An example is United General in Sedro-Woolley, whose reductions would be more than $2.3 million per year. That’s in addition to more than $4.8 million of uncompensated care provided annually by United General.
Hospital officials say if the Legislature approves these reductions, it could force many rural hospitals to curtail health services or close altogether. It would also mean the loss of jobs in rural communities where the hospital is often one of the largest employers. Additionally, closure would create an influx of patients into other hospitals without the capacity to deal with the increase. Many may end up in emergency rooms, driving up health care costs and wiping out any savings the governor would hope to achieve from her proposal.
Some are so despondent over the governor’s cuts they are willing to blindly jump into her plan to increase taxes by nearly a half-billion dollars to “buy back” these reductions. And I would suggest, that’s what the governor is counting on as she seeks voter support on the March ballot to impose the largest state sales tax increase since 1983.
I asked hospital administrators and workers, please don’t swallow that bitter pill quite yet. We can fund our rural hospitals at the present levels within existing revenue without tax increases, without these onerous cuts, and without hurting funding for education, public safety and for protection of the state’s most vulnerable citizens.

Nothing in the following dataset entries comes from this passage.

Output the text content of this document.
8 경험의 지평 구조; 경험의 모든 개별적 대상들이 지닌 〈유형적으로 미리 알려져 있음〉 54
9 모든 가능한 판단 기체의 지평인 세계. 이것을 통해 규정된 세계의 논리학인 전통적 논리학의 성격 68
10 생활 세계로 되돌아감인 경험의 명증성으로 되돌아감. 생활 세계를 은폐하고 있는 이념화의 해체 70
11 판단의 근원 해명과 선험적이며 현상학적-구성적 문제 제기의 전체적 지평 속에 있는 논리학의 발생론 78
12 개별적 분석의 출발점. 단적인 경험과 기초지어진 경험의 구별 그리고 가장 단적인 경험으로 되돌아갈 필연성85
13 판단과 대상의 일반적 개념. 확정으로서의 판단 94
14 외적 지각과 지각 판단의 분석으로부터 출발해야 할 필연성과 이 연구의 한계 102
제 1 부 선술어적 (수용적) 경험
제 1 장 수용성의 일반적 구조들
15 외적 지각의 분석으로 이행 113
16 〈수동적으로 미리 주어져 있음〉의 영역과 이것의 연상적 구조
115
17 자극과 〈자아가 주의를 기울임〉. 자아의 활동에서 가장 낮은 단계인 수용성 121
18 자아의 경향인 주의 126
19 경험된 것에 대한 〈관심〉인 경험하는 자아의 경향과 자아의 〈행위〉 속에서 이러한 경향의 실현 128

It is just a matter of setting the correct priorities in the budget – something the Legislature has failed to do.
Here are some things to consider:
In the remaining 19 months of the state’s fiscal calendar, state government is expected to take in nearly $2 billion more than the previous budget cycle – more than enough to cover the hospital reductions in question.
While the governor is seeking to reduce education funding by another $411 million that she would “buy back” through her proposed state sales tax increase, she has yet to reduce the budgets of several of her own agencies. For example, the total operating budgets of each of these departments have INCREASED by the following amounts over the previous budget cycle:
- Agriculture – UP 8.2 percent;
- Natural Resources – UP 7.6 percent;
- Ecology – UP 10 percent;
- Parks and Recreation – UP 12.2 percent; and
- Fish and Wildlife – UP 14.8 percent.
When the Legislature is cutting education (the state’s paramount duty) and slashing funding for rural hospitals, while increasing funding to save salmon and buy more park lands, I believe priorities are in the wrong order. During this special session and throughout the regular session which begins next month, I will be fighting to reset these priorities to ensure rural hospitals will not be cut short when it comes to life and death care. By establishing priorities of government and unleashing the power of the private sector to create jobs, we can balance the state budget and preserve these vital services without raising taxes on families when they can least afford it.